Essa distinção entre o matável e o morrível, o matado e o morrido, tem, aliás, implicações gramaticais. Se “estar” indica estado transitório, e “ser”, condição definitiva, por que se diz que alguém “está morto” e não que “é morto”, se a morte é definitiva? Afinal, não é pela mesma lógica que se diz que fulano “está resfriado” (mal passageiro), mas “é diabético” (doença sem cura)? A razão é que “morto” é particípio breve de dois verbos em português: “matar” e “morrer”. Portanto, “morto” significa tanto “matado” quanto “morrido”. Como muitos verbos em português admitem dois particípios, um longo e um breve (entregado/entregue, aceitado/aceito, pagado/pago, suspendido/suspenso, acendido/aceso, etc.), convencionou-se que, com os verbos “ser” e “estar”, deve-se usar o particípio breve, e com “ter” e “haver”, o longo.
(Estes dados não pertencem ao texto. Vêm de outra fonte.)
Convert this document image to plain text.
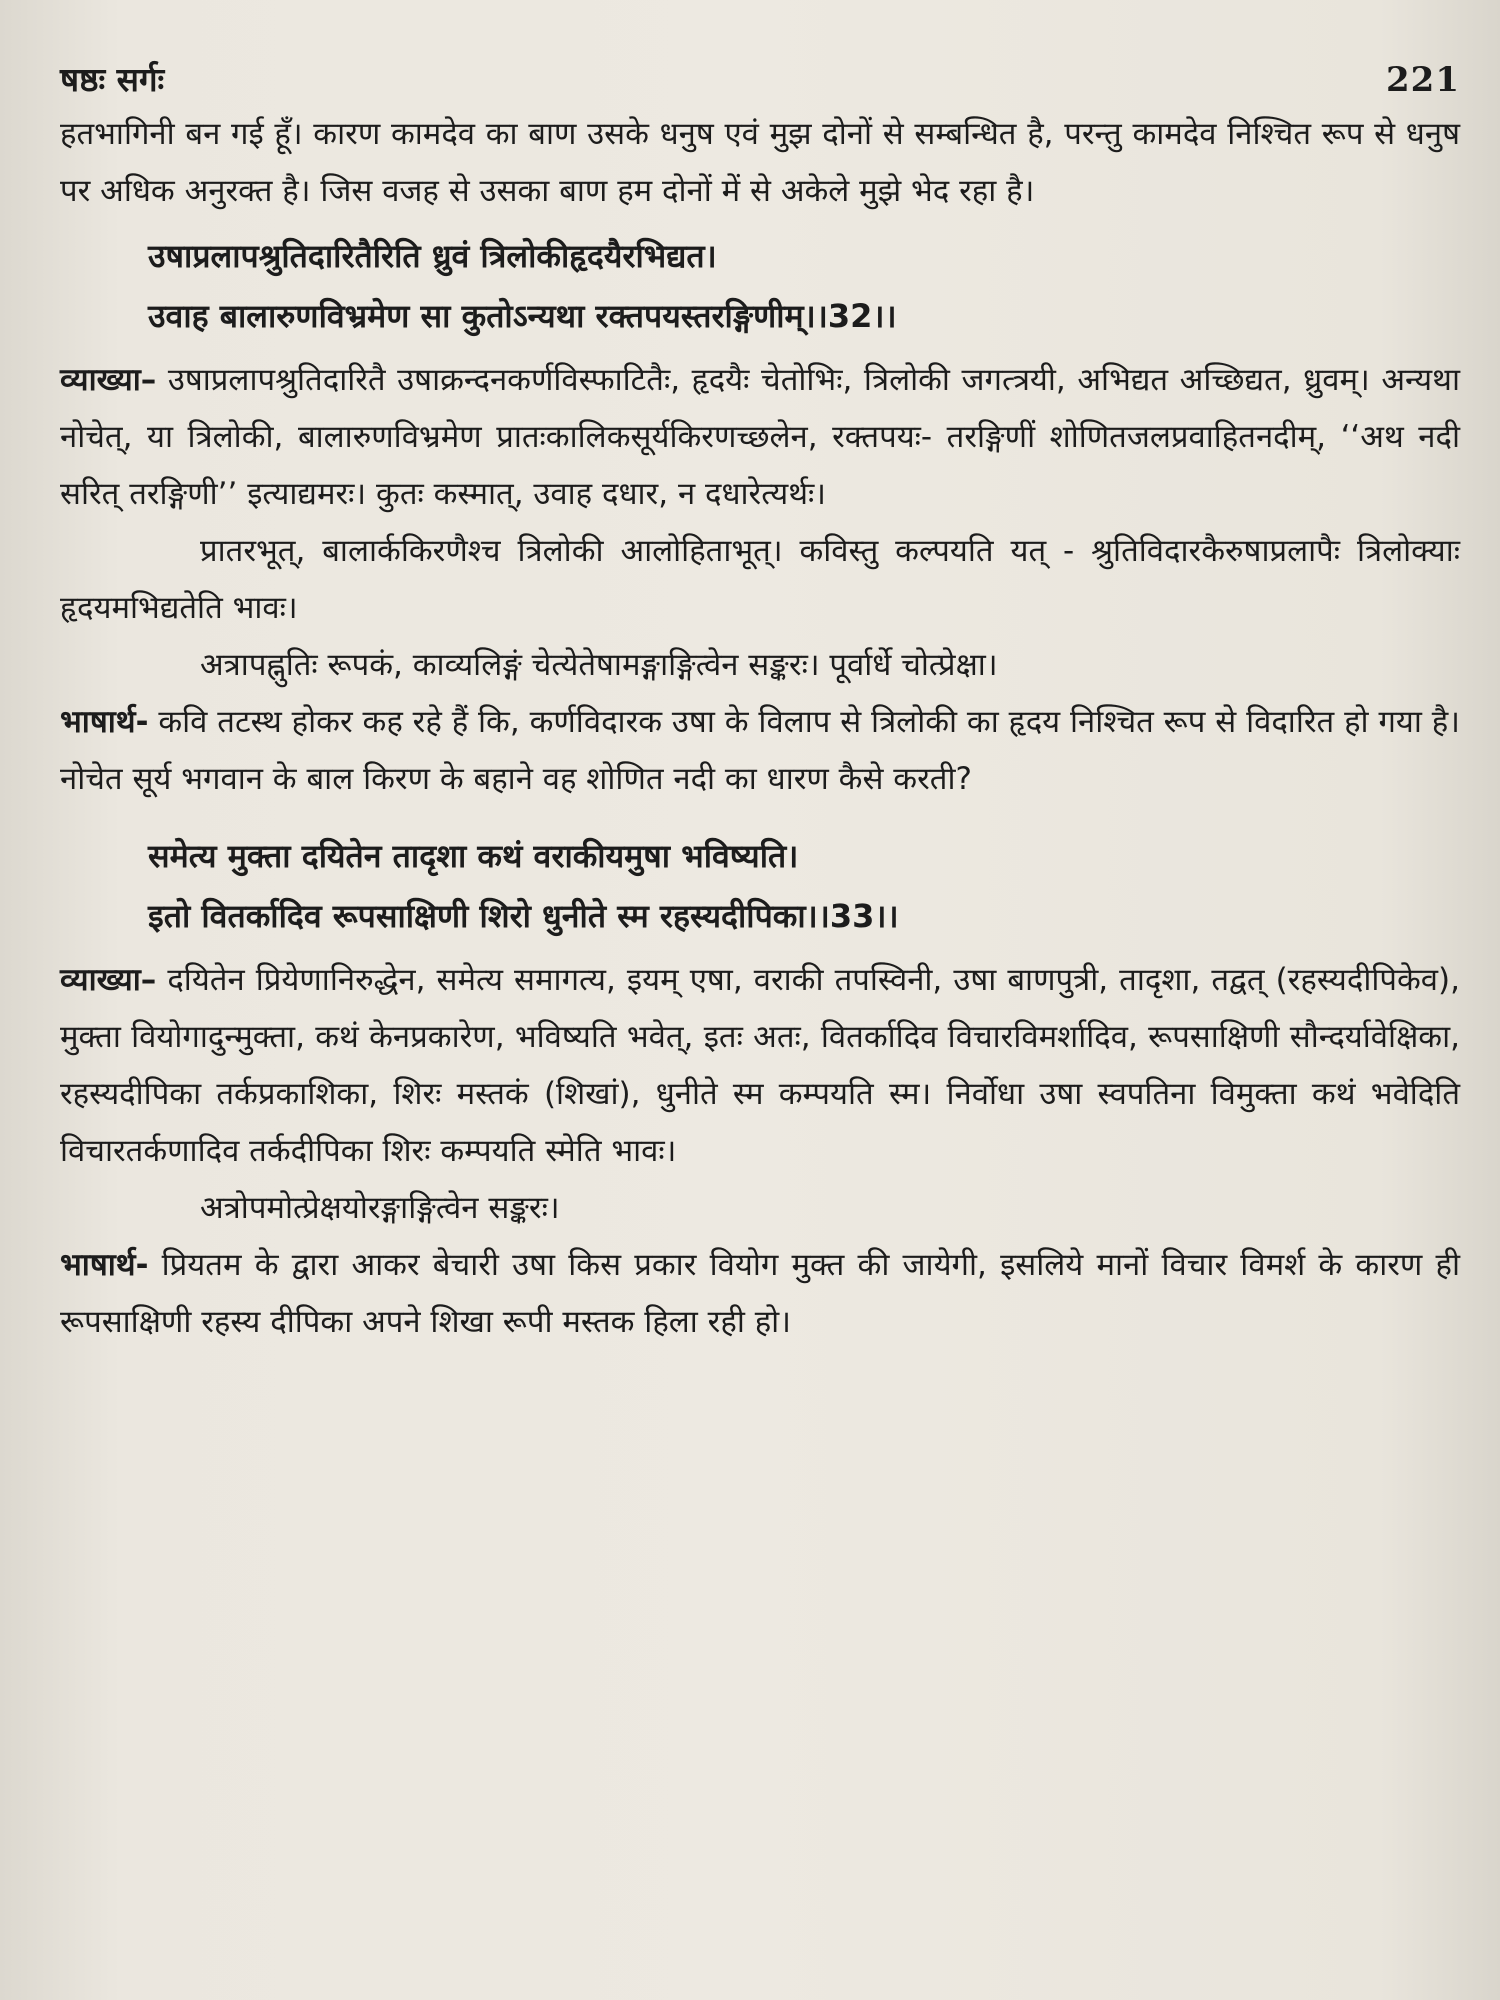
षष्ठः सर्गः	221

हतभागिनी बन गई हूँ। कारण कामदेव का बाण उसके धनुष एवं मुझ दोनों से सम्बन्धित है, परन्तु कामदेव निश्चित रूप से धनुष पर अधिक अनुरक्त है। जिस वजह से उसका बाण हम दोनों में से अकेले मुझे भेद रहा है।

उषाप्रलापश्रुतिदारितैरिति ध्रुवं त्रिलोकीहृदयैरभिद्यत।

उवाह बालारुणविभ्रमेण सा कुतोऽन्यथा रक्तपयस्तरङ्गिणीम्।।32।।

व्याख्या– उषाप्रलापश्रुतिदारितै उषाक्रन्दनकर्णविस्फाटितैः, हृदयैः चेतोभिः, त्रिलोकी जगत्त्रयी, अभिद्यत अच्छिद्यत, ध्रुवम्। अन्यथा नोचेत्, या त्रिलोकी, बालारुणविभ्रमेण प्रातःकालिकसूर्यकिरणच्छलेन, रक्तपयः- तरङ्गिणीं शोणितजलप्रवाहितनदीम्, ‘‘अथ नदी सरित् तरङ्गिणी’’ इत्याद्यमरः। कुतः कस्मात्, उवाह दधार, न दधारेत्यर्थः।

प्रातरभूत्, बालार्ककिरणैश्च त्रिलोकी आलोहिताभूत्। कविस्तु कल्पयति यत् - श्रुतिविदारकैरुषाप्रलापैः त्रिलोक्याः हृदयमभिद्यतेति भावः।

अत्रापह्नुतिः रूपकं, काव्यलिङ्गं चेत्येतेषामङ्गाङ्गित्वेन सङ्करः। पूर्वार्धे चोत्प्रेक्षा।

भाषार्थ- कवि तटस्थ होकर कह रहे हैं कि, कर्णविदारक उषा के विलाप से त्रिलोकी का हृदय निश्चित रूप से विदारित हो गया है। नोचेत सूर्य भगवान के बाल किरण के बहाने वह शोणित नदी का धारण कैसे करती?

समेत्य मुक्ता दयितेन तादृशा कथं वराकीयमुषा भविष्यति।

इतो वितर्कादिव रूपसाक्षिणी शिरो धुनीते स्म रहस्यदीपिका।।33।।

व्याख्या– दयितेन प्रियेणानिरुद्धेन, समेत्य समागत्य, इयम् एषा, वराकी तपस्विनी, उषा बाणपुत्री, तादृशा, तद्वत् (रहस्यदीपिकेव), मुक्ता वियोगादुन्मुक्ता, कथं केनप्रकारेण, भविष्यति भवेत्, इतः अतः, वितर्कादिव विचारविमर्शादिव, रूपसाक्षिणी सौन्दर्यावेक्षिका, रहस्यदीपिका तर्कप्रकाशिका, शिरः मस्तकं (शिखां), धुनीते स्म कम्पयति स्म। निर्वोधा उषा स्वपतिना विमुक्ता कथं भवेदिति विचारतर्कणादिव तर्कदीपिका शिरः कम्पयति स्मेति भावः।

अत्रोपमोत्प्रेक्षयोरङ्गाङ्गित्वेन सङ्करः।

भाषार्थ- प्रियतम के द्वारा आकर बेचारी उषा किस प्रकार वियोग मुक्त की जायेगी, इसलिये मानों विचार विमर्श के कारण ही रूपसाक्षिणी रहस्य दीपिका अपने शिखा रूपी मस्तक हिला रही हो।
Mas, se digo que o leão foi morto pelo caçador, o que quero dizer é que o caçador havia matado o leão (o leão foi “matado” pelo caçador). Já se digo que o leão está morto, é porque ele havia morrido (isto é, está “morrido”). Logo, se, ao encontrar o cadáver do leão, eu dissesse que ele “é morto” em vez de “está morto”, estaria me referindo à ação de matar e não ao estado de alguém que morreu.

Por sinal, um comentarista esportivo da televisão, aludindo, certa feita, à frase de Pelé de que no futebol é preciso matar um leão por dia para provar que se é caçador, disse que “neste campeonato, um leão é matado a cada jogo”.